We consider uncertainty quantification for the Poisson problem subject to domain uncertainty. For the stochastic parameterization of the random domain, we use the model recently introduced by Kaarnioja et al. (SIAM J. Numer. Anal., 2020) in which a countably infinite number of independent random variables enter the random field as periodic functions.
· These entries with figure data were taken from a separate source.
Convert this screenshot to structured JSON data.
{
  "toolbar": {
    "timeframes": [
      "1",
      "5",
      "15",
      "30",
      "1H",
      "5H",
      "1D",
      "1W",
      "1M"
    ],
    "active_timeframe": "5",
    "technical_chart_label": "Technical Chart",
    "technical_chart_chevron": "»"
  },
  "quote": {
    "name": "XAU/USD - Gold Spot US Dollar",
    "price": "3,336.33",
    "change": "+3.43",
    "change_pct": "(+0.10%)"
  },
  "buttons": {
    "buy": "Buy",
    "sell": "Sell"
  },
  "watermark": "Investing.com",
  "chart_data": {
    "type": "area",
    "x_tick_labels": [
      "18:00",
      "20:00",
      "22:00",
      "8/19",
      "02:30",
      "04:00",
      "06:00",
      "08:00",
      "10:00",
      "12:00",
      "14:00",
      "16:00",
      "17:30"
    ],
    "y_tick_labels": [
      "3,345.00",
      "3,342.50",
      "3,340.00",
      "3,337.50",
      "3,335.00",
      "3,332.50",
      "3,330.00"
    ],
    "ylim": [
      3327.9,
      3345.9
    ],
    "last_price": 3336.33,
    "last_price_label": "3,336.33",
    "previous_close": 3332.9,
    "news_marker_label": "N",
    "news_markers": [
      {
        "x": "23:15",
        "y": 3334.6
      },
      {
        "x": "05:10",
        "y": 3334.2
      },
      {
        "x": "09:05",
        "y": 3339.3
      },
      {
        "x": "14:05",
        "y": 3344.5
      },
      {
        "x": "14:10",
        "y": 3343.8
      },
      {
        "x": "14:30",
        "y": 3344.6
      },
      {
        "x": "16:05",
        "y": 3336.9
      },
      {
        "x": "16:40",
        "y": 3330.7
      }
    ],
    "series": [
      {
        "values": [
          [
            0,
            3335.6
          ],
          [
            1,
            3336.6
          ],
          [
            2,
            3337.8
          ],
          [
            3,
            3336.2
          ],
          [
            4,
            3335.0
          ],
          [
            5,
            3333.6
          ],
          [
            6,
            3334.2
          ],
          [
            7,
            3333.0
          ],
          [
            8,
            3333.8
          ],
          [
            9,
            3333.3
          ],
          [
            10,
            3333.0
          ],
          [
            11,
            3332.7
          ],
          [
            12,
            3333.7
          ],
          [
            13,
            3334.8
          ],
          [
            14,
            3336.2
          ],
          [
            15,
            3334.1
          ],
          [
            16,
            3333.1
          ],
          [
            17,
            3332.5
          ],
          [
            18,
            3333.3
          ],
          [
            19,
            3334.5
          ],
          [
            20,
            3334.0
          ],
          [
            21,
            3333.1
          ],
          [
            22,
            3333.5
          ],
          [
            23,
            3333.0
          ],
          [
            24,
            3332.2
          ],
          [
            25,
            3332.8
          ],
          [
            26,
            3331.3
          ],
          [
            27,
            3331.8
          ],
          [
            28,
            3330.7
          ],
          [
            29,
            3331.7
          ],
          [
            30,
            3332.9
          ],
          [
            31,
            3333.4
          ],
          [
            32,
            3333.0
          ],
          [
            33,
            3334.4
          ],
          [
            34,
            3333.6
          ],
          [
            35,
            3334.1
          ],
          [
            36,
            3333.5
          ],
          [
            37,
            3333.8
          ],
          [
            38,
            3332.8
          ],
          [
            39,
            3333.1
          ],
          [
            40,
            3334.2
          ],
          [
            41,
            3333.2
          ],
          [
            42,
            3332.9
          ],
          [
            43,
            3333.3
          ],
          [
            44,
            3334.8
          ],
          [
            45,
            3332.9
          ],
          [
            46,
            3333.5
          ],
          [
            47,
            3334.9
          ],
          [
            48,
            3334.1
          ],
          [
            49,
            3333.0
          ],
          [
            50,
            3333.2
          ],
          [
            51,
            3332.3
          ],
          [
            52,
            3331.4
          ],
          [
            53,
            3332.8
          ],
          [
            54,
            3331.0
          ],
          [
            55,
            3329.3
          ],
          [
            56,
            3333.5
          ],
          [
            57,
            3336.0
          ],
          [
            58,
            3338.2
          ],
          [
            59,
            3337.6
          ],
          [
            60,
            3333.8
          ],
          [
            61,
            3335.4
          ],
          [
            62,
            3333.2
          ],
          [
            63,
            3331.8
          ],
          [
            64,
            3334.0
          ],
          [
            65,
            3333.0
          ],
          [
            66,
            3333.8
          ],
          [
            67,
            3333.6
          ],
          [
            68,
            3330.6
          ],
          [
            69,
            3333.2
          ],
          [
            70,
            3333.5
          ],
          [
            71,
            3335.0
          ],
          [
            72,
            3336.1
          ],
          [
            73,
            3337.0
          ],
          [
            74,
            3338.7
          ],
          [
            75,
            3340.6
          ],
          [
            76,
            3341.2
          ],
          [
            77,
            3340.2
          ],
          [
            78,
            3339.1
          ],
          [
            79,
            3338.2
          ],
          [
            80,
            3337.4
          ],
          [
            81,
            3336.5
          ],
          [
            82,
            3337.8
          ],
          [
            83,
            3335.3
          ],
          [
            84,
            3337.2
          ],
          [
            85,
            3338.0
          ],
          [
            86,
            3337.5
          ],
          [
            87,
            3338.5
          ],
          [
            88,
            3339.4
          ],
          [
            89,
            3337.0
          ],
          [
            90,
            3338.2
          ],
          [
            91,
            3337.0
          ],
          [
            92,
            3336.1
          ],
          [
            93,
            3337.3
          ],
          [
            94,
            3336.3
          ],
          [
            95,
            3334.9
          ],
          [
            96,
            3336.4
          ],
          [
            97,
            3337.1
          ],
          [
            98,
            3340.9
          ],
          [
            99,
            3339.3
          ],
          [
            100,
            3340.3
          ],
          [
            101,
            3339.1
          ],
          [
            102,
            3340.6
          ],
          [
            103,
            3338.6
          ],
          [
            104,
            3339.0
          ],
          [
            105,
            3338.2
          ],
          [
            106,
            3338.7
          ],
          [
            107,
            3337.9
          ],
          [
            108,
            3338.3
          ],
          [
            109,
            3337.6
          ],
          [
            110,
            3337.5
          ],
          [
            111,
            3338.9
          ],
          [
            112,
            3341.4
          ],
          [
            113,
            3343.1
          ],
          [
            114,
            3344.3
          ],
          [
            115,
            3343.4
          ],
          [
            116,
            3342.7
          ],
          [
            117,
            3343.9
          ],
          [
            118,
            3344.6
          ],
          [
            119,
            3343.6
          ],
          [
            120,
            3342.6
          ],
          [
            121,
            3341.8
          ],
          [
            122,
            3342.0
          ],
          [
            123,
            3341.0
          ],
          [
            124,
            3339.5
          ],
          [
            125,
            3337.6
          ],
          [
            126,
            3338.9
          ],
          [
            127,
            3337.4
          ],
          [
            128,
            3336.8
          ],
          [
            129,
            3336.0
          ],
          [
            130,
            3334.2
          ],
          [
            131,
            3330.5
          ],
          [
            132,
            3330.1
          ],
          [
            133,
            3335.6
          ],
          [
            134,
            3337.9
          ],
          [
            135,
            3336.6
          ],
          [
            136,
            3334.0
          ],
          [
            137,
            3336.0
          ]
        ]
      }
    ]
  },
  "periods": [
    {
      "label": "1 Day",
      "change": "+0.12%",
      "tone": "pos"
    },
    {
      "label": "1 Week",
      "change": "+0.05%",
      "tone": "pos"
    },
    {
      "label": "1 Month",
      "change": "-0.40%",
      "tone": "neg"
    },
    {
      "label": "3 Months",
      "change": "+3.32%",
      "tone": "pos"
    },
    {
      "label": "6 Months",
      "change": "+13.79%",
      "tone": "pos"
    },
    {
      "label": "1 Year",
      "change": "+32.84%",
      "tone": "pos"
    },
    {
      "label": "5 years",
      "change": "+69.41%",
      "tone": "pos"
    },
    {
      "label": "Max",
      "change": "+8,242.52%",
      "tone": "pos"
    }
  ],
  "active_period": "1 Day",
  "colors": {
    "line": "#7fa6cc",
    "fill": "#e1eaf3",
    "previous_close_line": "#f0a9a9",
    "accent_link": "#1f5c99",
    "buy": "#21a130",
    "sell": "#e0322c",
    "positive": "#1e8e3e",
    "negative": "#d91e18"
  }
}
We develop lattice quasi-Monte Carlo (QMC) cubature rules for computing the expected value of the solution to the Poisson problem subject to domain uncertainty. These QMC rules can be shown to exhibit higher order cubature convergence rates permitted by the periodic setting independently of the stochastic dimension of the problem. In addition, we present a complete error analysis for the problem by taking into account the approximation errors incurred by truncating the input random field to a finite number of terms and discretizing the spatial domain using finite elements. The paper concludes with numerical experiments demonstrating the theoretical error estimates.

我们考虑受领域不确定性影响的泊松问题的不确定性量化。对于随机域的随机参数化，我们使用 Kaarnioja 等人最近引入的模型。（SIAM J. Numer. Anal.，2020），其中可数无限个独立随机变量作为周期函数进入随机场。我们开发了格准蒙特卡罗 (QMC) 体积规则，用于计算受域不确定性影响的泊松问题解的期望值。这些 QMC 规则可以显示出周期性设置允许的更高阶体积收敛速度，与问题的随机维度无关。此外，我们通过考虑将输入随机场截断为有限项并使用有限元离散空间域而产生的近似误差，对该问题进行了完整的误差分析。本文最后通过数值实验证明了理论误差估计。